Using a virtual-reality headset, viewers can see the blue doors of the church open to a view of the ornate ivory-and-gold altar and the organ that Johann Sebastian Bach played. Light coming through the Protestant church's clear windows illuminates paintings of the apostles in the inner dome, which virtual tourists can observe more closely by pushing a button to ``fly'' up there.

International Business Machines Germany hired the scientists at North Carolina's Research Triangle Institute (RTI) to help create the virtual-reality model in order to generate money to rebuild the actual Frauenkirche, or Church of Our Lady, says Robert Haak, special-projects manager for IBM Germany.

The rebuilding is expected to cost about $150 million. The Foundation to Rebuild the Frauenkirche, a private group mainly of Dresden residents, has been working since the late 1980s to generate support for the reconstruction. All but 10 percent of the money comes from private donations.

IBM Germany offered its help in 1989, providing money, equipment, and consultants, and workers last year began clearing rubble from the site. They expect to complete the project by 2006, the 800th anniversary of the city of Dresden, Mr. Haak says.

The original church took about 16 years to build and was completed in 1742. The church survived the Allied bombing that destroyed much of Dresden in February 1945, but it was destroyed in the firestorm that followed.

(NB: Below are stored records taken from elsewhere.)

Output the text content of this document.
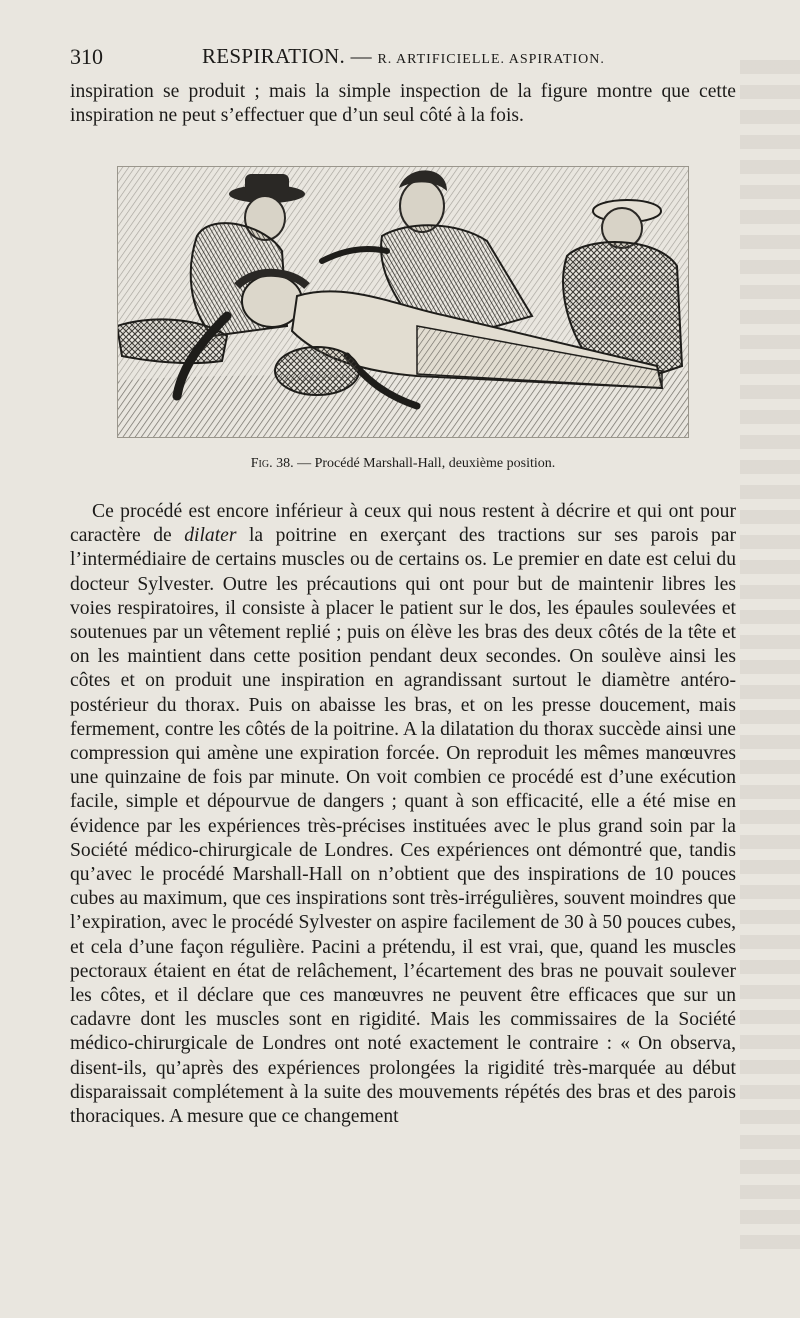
310	RESPIRATION. — R. ARTIFICIELLE. ASPIRATION.

inspiration se produit ; mais la simple inspection de la figure montre que cette inspiration ne peut s’effectuer que d’un seul côté à la fois.

Fig. 38. — Procédé Marshall-Hall, deuxième position.

Ce procédé est encore inférieur à ceux qui nous restent à décrire et qui ont pour caractère de dilater la poitrine en exerçant des tractions sur ses parois par l’intermédiaire de certains muscles ou de certains os. Le premier en date est celui du docteur Sylvester. Outre les précautions qui ont pour but de maintenir libres les voies respiratoires, il consiste à placer le patient sur le dos, les épaules soulevées et soutenues par un vêtement replié ; puis on élève les bras des deux côtés de la tête et on les maintient dans cette position pendant deux secondes. On soulève ainsi les côtes et on produit une inspiration en agrandissant surtout le diamètre antéro-postérieur du thorax. Puis on abaisse les bras, et on les presse doucement, mais fermement, contre les côtés de la poitrine. A la dilatation du thorax succède ainsi une compression qui amène une expiration forcée. On reproduit les mêmes manœuvres une quinzaine de fois par minute. On voit combien ce procédé est d’une exécution facile, simple et dépourvue de dangers ; quant à son efficacité, elle a été mise en évidence par les expériences très-précises instituées avec le plus grand soin par la Société médico-chirurgicale de Londres. Ces expériences ont démontré que, tandis qu’avec le procédé Marshall-Hall on n’obtient que des inspirations de 10 pouces cubes au maximum, que ces inspirations sont très-irrégulières, souvent moindres que l’expiration, avec le procédé Sylvester on aspire facilement de 30 à 50 pouces cubes, et cela d’une façon régulière. Pacini a prétendu, il est vrai, que, quand les muscles pectoraux étaient en état de relâchement, l’écartement des bras ne pouvait soulever les côtes, et il déclare que ces manœuvres ne peuvent être efficaces que sur un cadavre dont les muscles sont en rigidité. Mais les commissaires de la Société médico-chirurgicale de Londres ont noté exactement le contraire : « On observa, disent-ils, qu’après des expériences prolongées la rigidité très-marquée au début disparaissait complétement à la suite des mouvements répétés des bras et des parois thoraciques. A mesure que ce changement
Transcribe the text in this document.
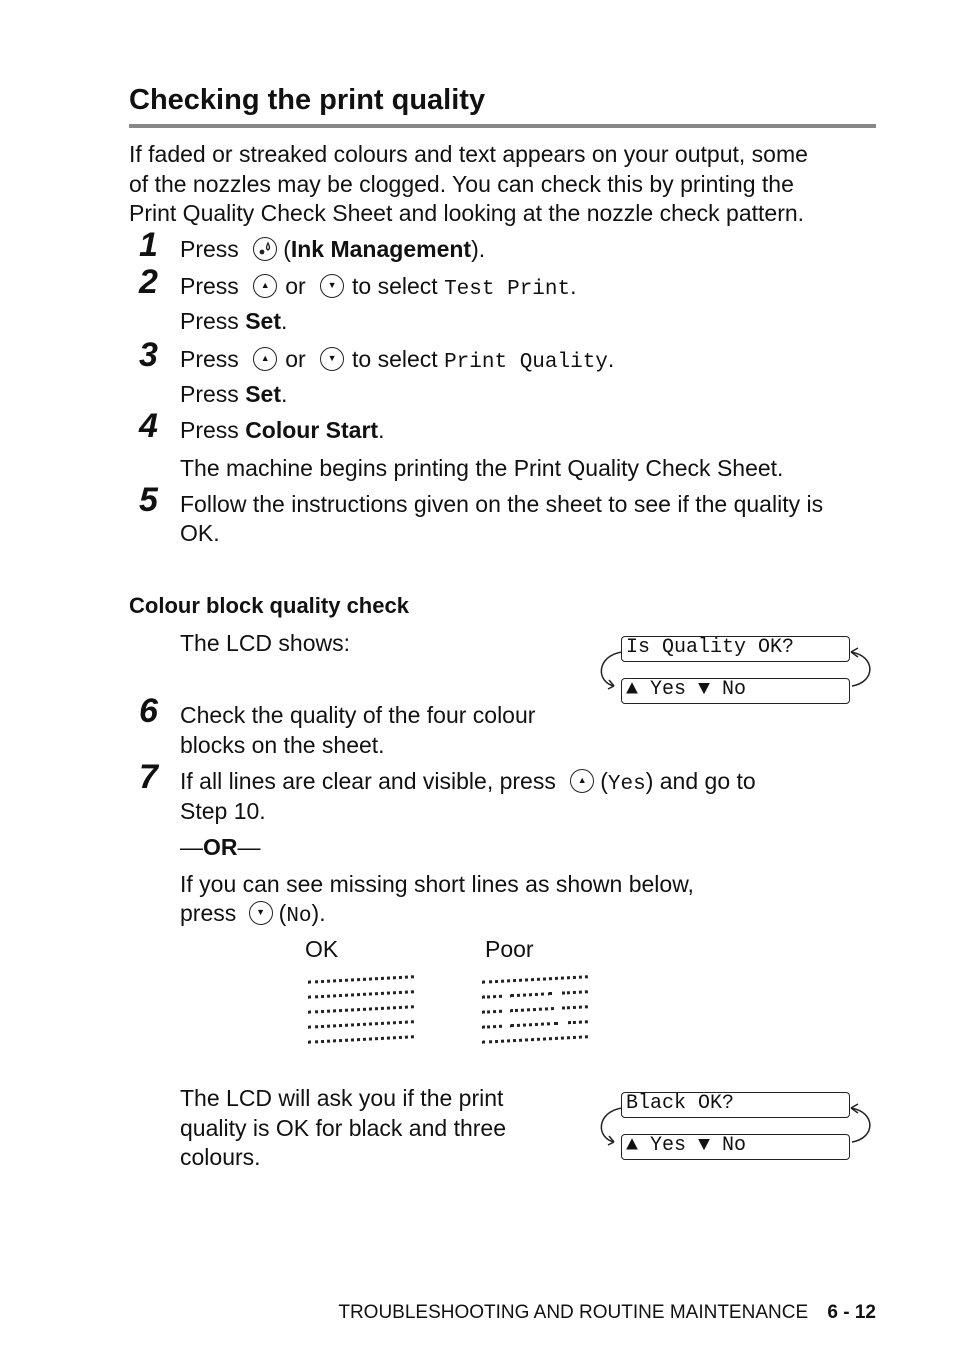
Checking the print quality
If faded or streaked colours and text appears on your output, some
of the nozzles may be clogged. You can check this by printing the
Print Quality Check Sheet and looking at the nozzle check pattern.
1 Press (Ink Management).
2 Press ▲ or ▼ to select Test Print.
Press Set.
3 Press ▲ or ▼ to select Print Quality.
Press Set.
4 Press Colour Start.
The machine begins printing the Print Quality Check Sheet.
5 Follow the instructions given on the sheet to see if the quality is
OK.
Colour block quality check
The LCD shows:	Is Quality OK?
▲ Yes ▼ No
6 Check the quality of the four colour
blocks on the sheet.
7 If all lines are clear and visible, press ▲ (Yes) and go to
Step 10.
—OR—
If you can see missing short lines as shown below,
press ▼ (No).
OK	Poor
The LCD will ask you if the print
quality is OK for black and three
colours.
Black OK?
▲ Yes ▼ No
TROUBLESHOOTING AND ROUTINE MAINTENANCE 6 - 12
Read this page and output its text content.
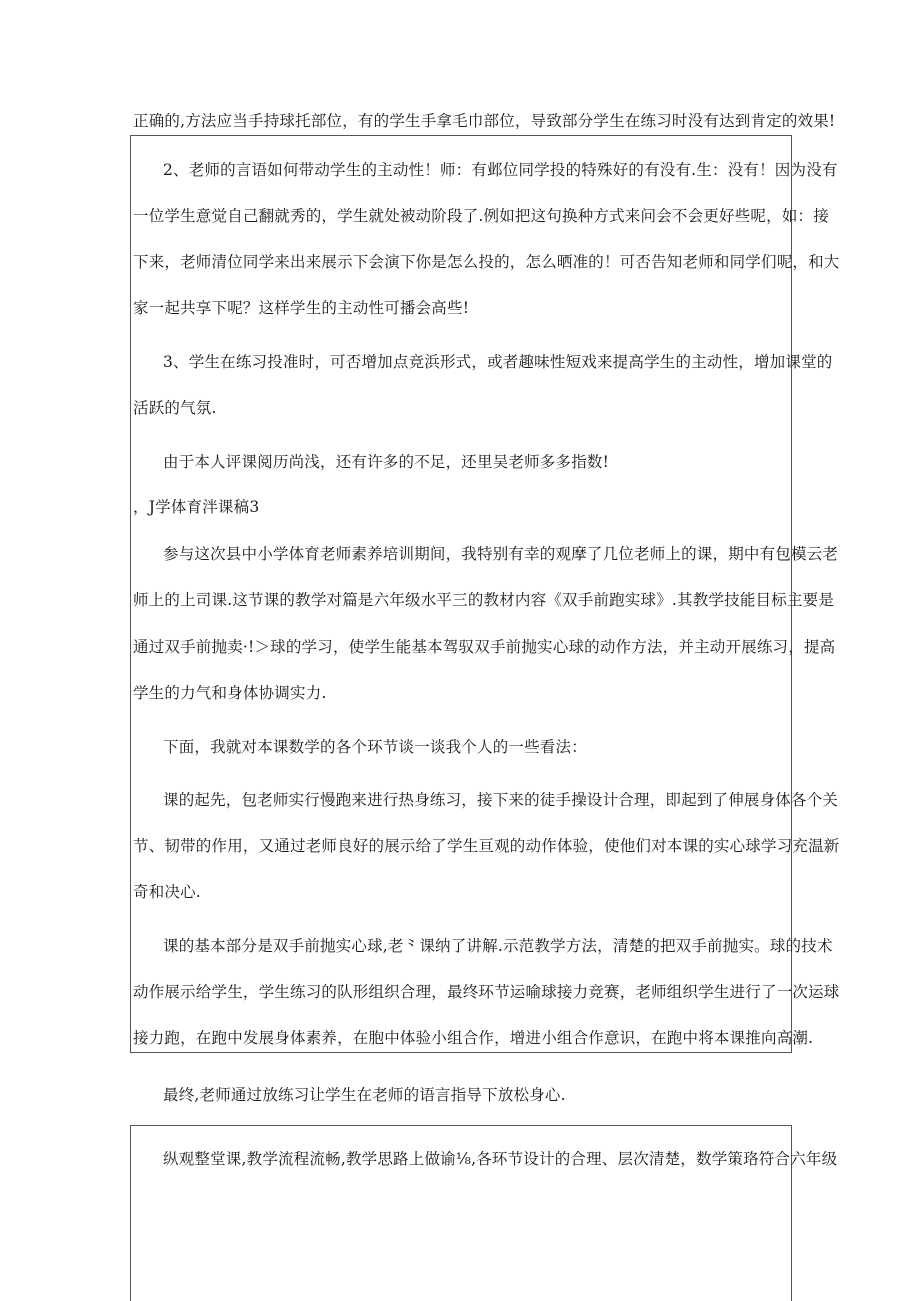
正确的,方法应当手持球托部位，有的学生手拿毛巾部位，导致部分学生在练习时没有达到肯定的效果!
2、老师的言语如何带动学生的主动性！师：有邺位同学投的特殊好的有没有.生：没有！因为没有
一位学生意觉自己翻就秀的，学生就处被动阶段了.例如把这句换种方式来问会不会更好些呢，如：接
下来，老师清位同学来出来展示下会演下你是怎么投的，怎么晒准的！可否告知老师和同学们呢，和大
家一起共享下呢？这样学生的主动性可播会高些!
3、学生在练习投准时，可否增加点竞浜形式，或者趣味性短戏来提高学生的主动性，增加课堂的
活跃的气氛.
由于本人评课阅历尚浅，还有许多的不足，还里吴老师多多指数!
，J学体育泮课稿3
参与这次县中小学体育老师素养培训期间，我特别有幸的观摩了几位老师上的课，期中有包模云老
师上的上司课.这节课的教学对篇是六年级水平三的教材内容《双手前跑实球》.其教学技能目标主要是
通过双手前抛卖·!＞球的学习，使学生能基本驾驭双手前抛实心球的动作方法，并主动开展练习，提高
学生的力气和身体协调实力.
下面，我就对本课数学的各个环节谈一谈我个人的一些看法：
课的起先，包老师实行慢跑来进行热身练习，接下来的徒手操设计合理，即起到了伸展身体各个关
节、韧带的作用，又通过老师良好的展示给了学生亘观的动作体验，使他们对本课的实心球学习充温新
奇和决心.
课的基本部分是双手前抛实心球,老⺀课纳了讲解.示范教学方法，清楚的把双手前抛实。球的技术
动作展示给学生，学生练习的队形组织合理，最终环节运喻球接力竞赛，老师组织学生进行了一次运球
接力跑，在跑中发展身体素养，在胞中体验小组合作，增进小组合作意识，在跑中将本课推向高潮.
最终,老师通过放练习让学生在老师的语言指导下放松身心.
纵观整堂课,教学流程流畅,教学思路上做谕⅛,各环节设计的合理、层次清楚，数学策珞符合六年级
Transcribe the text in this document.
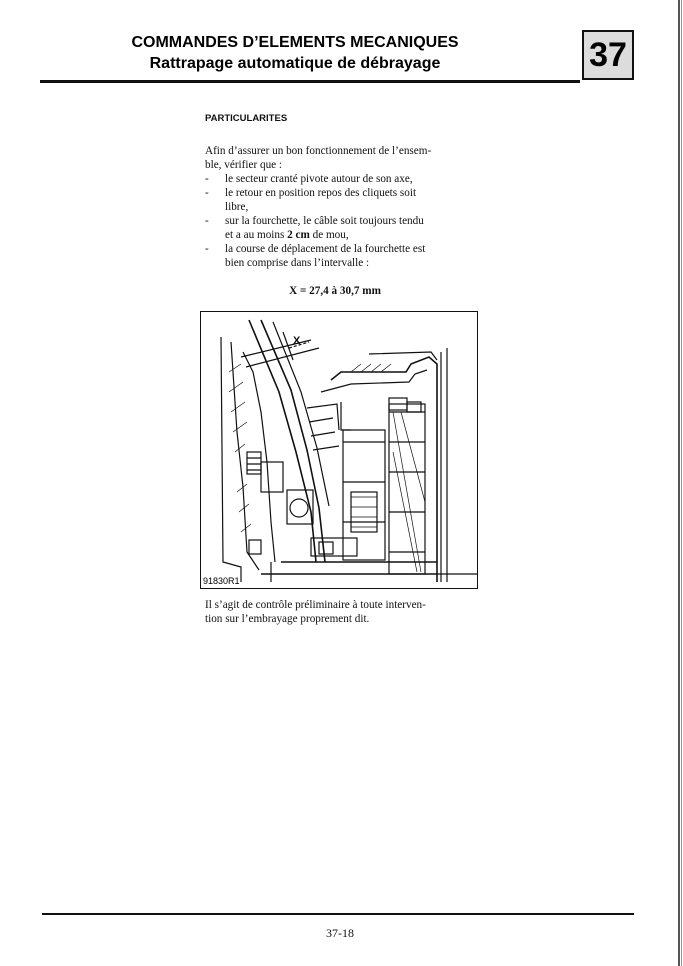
COMMANDES D’ELEMENTS MECANIQUES
Rattrapage automatique de débrayage	37
PARTICULARITES

Afin d’assurer un bon fonctionnement de l’ensem-
ble, vérifier que :

- le secteur cranté pivote autour de son axe,
- le retour en position repos des cliquets soit
libre,
- sur la fourchette, le câble soit toujours tendu
et a au moins 2 cm de mou,
- la course de déplacement de la fourchette est
bien comprise dans l’intervalle :
X = 27,4 à 30,7 mm
X
91830R1
Il s’agit de contrôle préliminaire à toute interven-
tion sur l’embrayage proprement dit.
37-18
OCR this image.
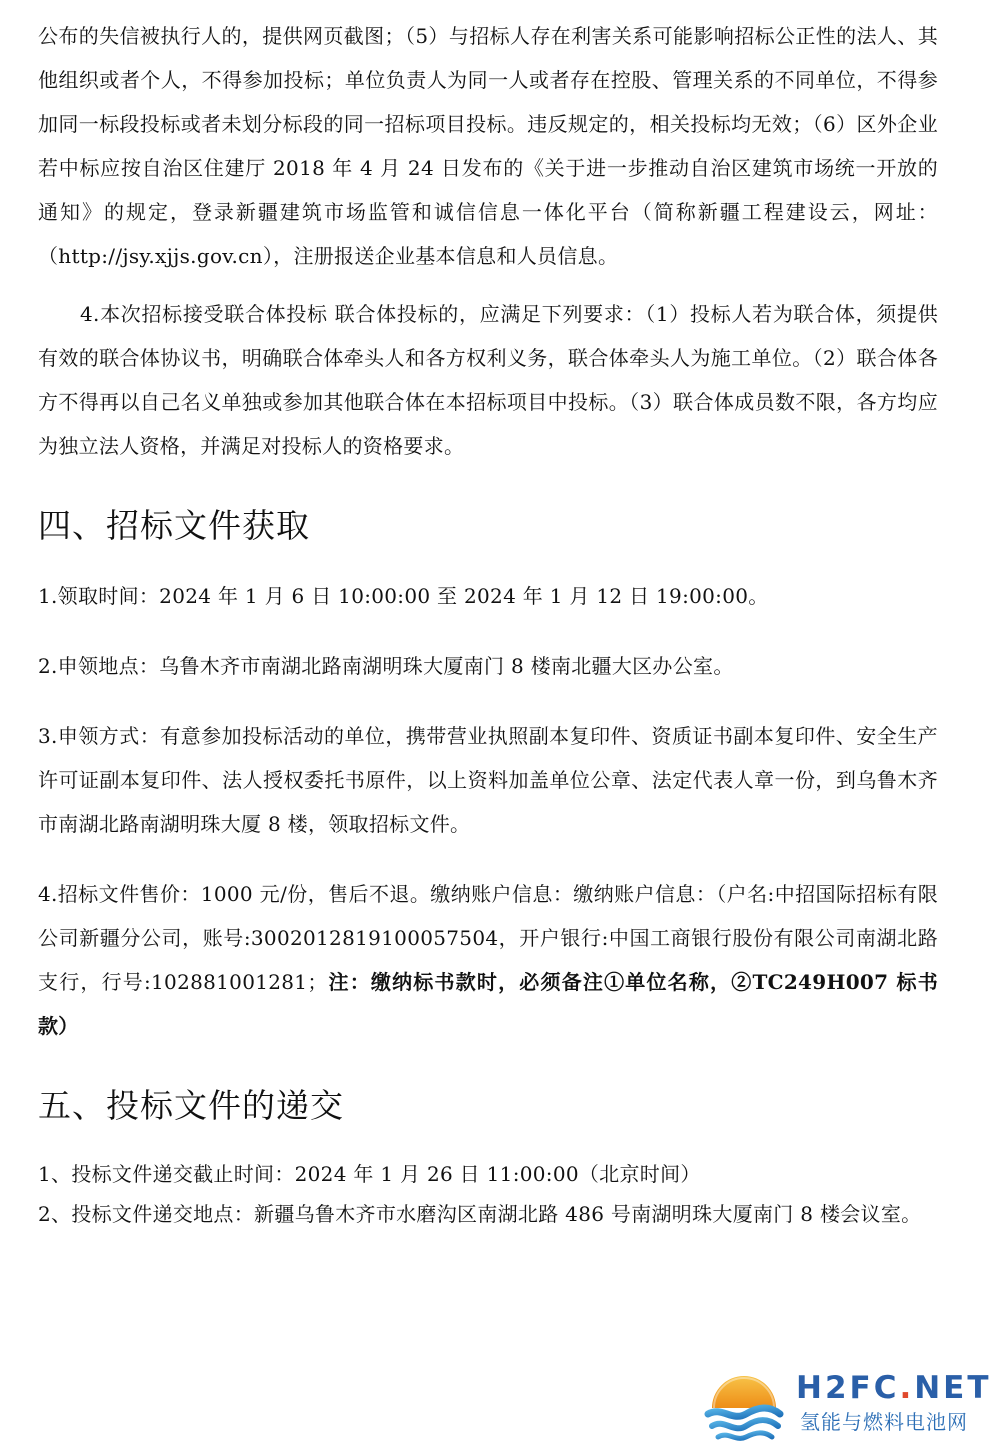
公布的失信被执行人的，提供网页截图；（5）与招标人存在利害关系可能影响招标公正性的法人、其他组织或者个人，不得参加投标；单位负责人为同一人或者存在控股、管理关系的不同单位，不得参加同一标段投标或者未划分标段的同一招标项目投标。违反规定的，相关投标均无效；（6）区外企业若中标应按自治区住建厅 2018 年 4 月 24 日发布的《关于进一步推动自治区建筑市场统一开放的通知》的规定，登录新疆建筑市场监管和诚信信息一体化平台（简称新疆工程建设云，网址：（http://jsy.xjjs.gov.cn），注册报送企业基本信息和人员信息。

4.本次招标接受联合体投标 联合体投标的，应满足下列要求：（1）投标人若为联合体，须提供有效的联合体协议书，明确联合体牵头人和各方权利义务，联合体牵头人为施工单位。（2）联合体各方不得再以自己名义单独或参加其他联合体在本招标项目中投标。（3）联合体成员数不限，各方均应为独立法人资格，并满足对投标人的资格要求。

四、招标文件获取

1.领取时间：2024 年 1 月 6 日 10:00:00 至 2024 年 1 月 12 日 19:00:00。

2.申领地点：乌鲁木齐市南湖北路南湖明珠大厦南门 8 楼南北疆大区办公室。

3.申领方式：有意参加投标活动的单位，携带营业执照副本复印件、资质证书副本复印件、安全生产许可证副本复印件、法人授权委托书原件，以上资料加盖单位公章、法定代表人章一份，到乌鲁木齐市南湖北路南湖明珠大厦 8 楼，领取招标文件。

4.招标文件售价：1000 元/份，售后不退。缴纳账户信息：缴纳账户信息：（户名:中招国际招标有限公司新疆分公司，账号:3002012819100057504，开户银行:中国工商银行股份有限公司南湖北路支行，行号:102881001281；注：缴纳标书款时，必须备注①单位名称，②TC249H007 标书款）

五、投标文件的递交

1、投标文件递交截止时间：2024 年 1 月 26 日 11:00:00（北京时间）

2、投标文件递交地点：新疆乌鲁木齐市水磨沟区南湖北路 486 号南湖明珠大厦南门 8 楼会议室。

H2FC.NET
氢能与燃料电池网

Gerhard Weinberg, a professor specializing in World War II history at the University of North Carolina at Chapel Hill, says rebuilding the church has political and social significance for eastern Germany.

``It's the general sense of rebuilding religious life in a society in which religious life was tolerated but discouraged by the Communist regime for decades,'' he says.

In creating the virtual-reality model, computer scientists found the church's interior to be one of the most complex virtual worlds ever constructed, says Dale Rowe, director of RTI's Center for Digital Systems.